Business & Finance Personal Finance

Creditor Protection of IRAs

    Significance

    • IRAs are protected by the Bankruptcy Abuse Prevention and Consumer Protection Act of 2005. This act protects IRAs from creditors up to $1 million. Any amount of money beyond this amount is not protected. If you file for bankruptcy, your creditors cannot automatically take what's in your IRA. You may invest and contribute to your account as usual, as long as the contributed amounts after the bankruptcy are not done to defraud your creditors or avoid paying them in accordance with the terms of the bankruptcy.

    Benefit

    • The benefit to you is that you get to keep your retirement savings. You won't have to start saving for retirement all over again. This could be particularly helpful if you are close to retirement. Having your retirement savings taken away from you could delay or prevent you from retiring.

    Disadvantage

    • The disadvantage with IRAs is that they are not wholly protected from creditors. According to Wall Street Journal writer Kelly Greene, IRAs are not protected from all lawsuits, just bankruptcy.
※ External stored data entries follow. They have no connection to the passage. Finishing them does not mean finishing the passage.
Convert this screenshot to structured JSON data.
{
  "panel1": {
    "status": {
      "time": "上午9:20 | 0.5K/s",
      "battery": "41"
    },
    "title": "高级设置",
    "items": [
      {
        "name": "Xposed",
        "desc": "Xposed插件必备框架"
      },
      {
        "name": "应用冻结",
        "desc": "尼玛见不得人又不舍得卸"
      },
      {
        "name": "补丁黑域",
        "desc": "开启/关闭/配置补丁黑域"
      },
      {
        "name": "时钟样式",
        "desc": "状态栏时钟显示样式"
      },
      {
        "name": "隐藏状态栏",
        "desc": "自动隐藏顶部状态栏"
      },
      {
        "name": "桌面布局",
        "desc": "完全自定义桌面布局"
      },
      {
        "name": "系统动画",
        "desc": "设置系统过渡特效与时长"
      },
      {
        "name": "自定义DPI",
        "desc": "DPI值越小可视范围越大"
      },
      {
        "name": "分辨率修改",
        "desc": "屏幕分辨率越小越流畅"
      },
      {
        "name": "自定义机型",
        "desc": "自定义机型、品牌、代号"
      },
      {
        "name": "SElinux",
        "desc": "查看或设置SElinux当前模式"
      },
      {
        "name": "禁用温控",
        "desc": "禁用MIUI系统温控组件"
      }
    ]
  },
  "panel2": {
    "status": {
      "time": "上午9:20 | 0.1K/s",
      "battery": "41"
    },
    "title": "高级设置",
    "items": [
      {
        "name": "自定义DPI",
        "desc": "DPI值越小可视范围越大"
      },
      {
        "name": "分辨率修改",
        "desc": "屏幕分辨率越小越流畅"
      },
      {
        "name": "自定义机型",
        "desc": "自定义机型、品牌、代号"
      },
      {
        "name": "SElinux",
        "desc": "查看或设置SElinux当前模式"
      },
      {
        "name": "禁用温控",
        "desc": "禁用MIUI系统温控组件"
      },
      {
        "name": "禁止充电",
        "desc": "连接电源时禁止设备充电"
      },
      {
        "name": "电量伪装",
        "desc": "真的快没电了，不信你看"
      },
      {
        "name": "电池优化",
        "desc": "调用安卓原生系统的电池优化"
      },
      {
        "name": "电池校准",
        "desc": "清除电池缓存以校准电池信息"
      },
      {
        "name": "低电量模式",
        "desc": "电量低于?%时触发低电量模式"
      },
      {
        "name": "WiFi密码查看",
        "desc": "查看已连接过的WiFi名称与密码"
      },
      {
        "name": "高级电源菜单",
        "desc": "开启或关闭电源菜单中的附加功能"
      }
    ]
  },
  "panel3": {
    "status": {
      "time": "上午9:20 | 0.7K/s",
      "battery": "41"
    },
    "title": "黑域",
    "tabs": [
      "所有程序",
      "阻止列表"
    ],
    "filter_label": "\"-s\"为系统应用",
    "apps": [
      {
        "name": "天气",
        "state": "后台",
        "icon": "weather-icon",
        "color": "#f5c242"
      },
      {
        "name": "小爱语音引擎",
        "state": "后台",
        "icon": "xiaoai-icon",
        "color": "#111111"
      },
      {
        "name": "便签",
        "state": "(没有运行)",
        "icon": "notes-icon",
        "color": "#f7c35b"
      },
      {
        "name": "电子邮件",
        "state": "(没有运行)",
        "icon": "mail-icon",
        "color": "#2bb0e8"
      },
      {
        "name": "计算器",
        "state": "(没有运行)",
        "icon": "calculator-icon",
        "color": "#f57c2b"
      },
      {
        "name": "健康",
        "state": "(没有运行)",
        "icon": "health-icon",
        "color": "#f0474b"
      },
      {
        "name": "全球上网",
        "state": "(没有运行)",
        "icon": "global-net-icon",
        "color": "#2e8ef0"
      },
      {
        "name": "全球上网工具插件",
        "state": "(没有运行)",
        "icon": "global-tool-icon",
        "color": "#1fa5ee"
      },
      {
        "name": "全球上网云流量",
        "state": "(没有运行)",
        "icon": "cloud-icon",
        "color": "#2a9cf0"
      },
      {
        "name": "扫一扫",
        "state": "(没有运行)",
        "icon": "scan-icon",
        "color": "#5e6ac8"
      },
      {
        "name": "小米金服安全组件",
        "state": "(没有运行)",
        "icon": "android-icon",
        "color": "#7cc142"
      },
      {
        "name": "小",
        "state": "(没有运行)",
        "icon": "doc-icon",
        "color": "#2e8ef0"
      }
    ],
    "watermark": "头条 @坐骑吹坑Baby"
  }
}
If you happen to be sued, the court and the state where you live will determine to what extent your IRA can be attached and used to satisfy a judgment.

    Consideration

    • If you are worried about a lawsuit, consider investing in a 401k plan. A 401k plan provides significantly more protections under the Employee Retirement Income Security Act (ERISA). This law prevents a creditor from taking any of your 401k plan balance as a result of a judgment being issued against you.